Au moins 135 blessés et près de 2000 arrestations après une journée de mobilisations

Quelque 548 personnes ont été interpellées dans la matinée à Paris. Parmi elles, au moins 272 ont été placées en garde à vue.
Photo: Lucas Barioulet Agence France-Presse Quelque 548 personnes ont été interpellées dans la matinée à Paris. Parmi elles, au moins 272 ont été placées en garde à vue.

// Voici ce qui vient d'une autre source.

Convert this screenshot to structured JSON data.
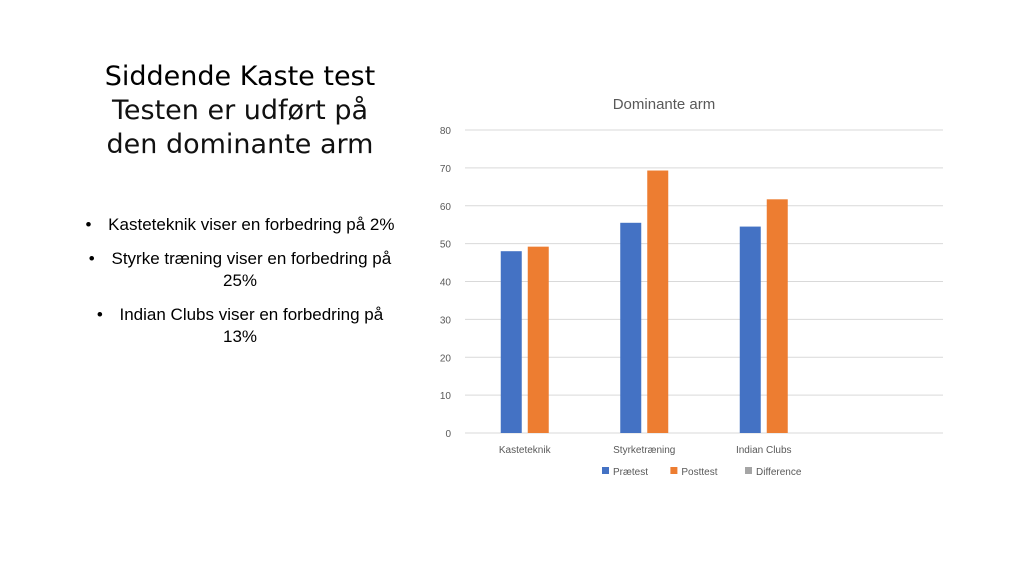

La police antiémeute a utilisé samedi du gaz lacrymogène et des canons à eau à Paris pour empêcher des milliers de manifestants arborant un gilet de sécurité jaune de se rendre jusqu’au palais présidentiel afin d’exprimer leur colère contre les taxes trop élevées et le président Emmanuel Macron.
 

Les forces de l’ordre ont bouclé certaines parties du centre-ville de la capitale française, déterminées à prévenir les débordements une semaine après qu’une émeute eut causé des dommages à un important monument et fait 130 blessés.
 

Partant de l’Arc de Triomphe et se dirigeant vers l’est, des véhicules blindés bleus ont envahi les rues pavées alors que les manifestations se multipliaient à travers la Ville Lumière. Des agents à cheval ont encerclé les manifestants avec l’aide de chiens policiers. Une clôture en acier a été érigée autour du palais de l’Élysée et des barrières ont été installées dans les rues avoisinantes.
 

Les journalistes de l’Associated Press (AP) ont vu plusieurs manifestants subir des blessures dans des affrontements avec les policiers.
 

Des protestataires ont aussi bloqué des rues, des ronds-points et des postes de péage ailleurs en France samedi, notamment à Marseille et à Toulouse, où agents et contestataires en sont également venus aux mains.
 

Le ministre français de l’Intérieur, Christophe Castaner, a révélé que 135 personnes avaient été blessées, dont 17 policiers, et près de 2000 personnes avaient été placées en détention pour l’ensemble du pays.
 

M. Castaner a estimé que 136 000 gilets jaunes avaient manifesté en France samedi, dont 10 000 à Paris.
 

Certains commerces des Champs-Élysées avaient placardé leurs fenêtres avec des planches de contreplaqué, donnant l’impression que le quartier s’apprêtait à être frappé par un ouragan. Des manifestants en colère ont tenté d’arracher les planches.
 

Les protestataires ont lancé des projectiles et allumé des feux, mais ont été repoussés à plusieurs reprises par le gaz lacrymogène et les canons à eau.
 

De nombreux monuments, dont la tour Eiffel et le Louvre, des zones commerciales et des stations de métro sont demeurés fermés samedi dans le centre de la capitale française.
 

Le mouvement des gilets jaunes, qui doit son nom aux gilets jaunes fluorescents que les automobilistes français doivent conserver dans leur véhicule, a été lancé en novembre pour contester la hausse des taxes sur le diesel et l’essence, mais s’est rapidement élargi pour englober la frustration de certains citoyens par rapport au coût de la vie trop élevé en France et à d’autres problèmes.
 

Mercredi, le président Macron avait accepté de renoncer à augmenter les taxes sur les carburants, décision qui visait à débarrasser la France de sa dépendance aux sources d’énergie fossiles et à respecter l’Accord de Paris sur le climat, mais cela n’a pas suffi à calmer la colère des manifestants.
 

La Belgique et les Pays-Bas ont aussi été le théâtre de manifestations de gilets jaunes samedi.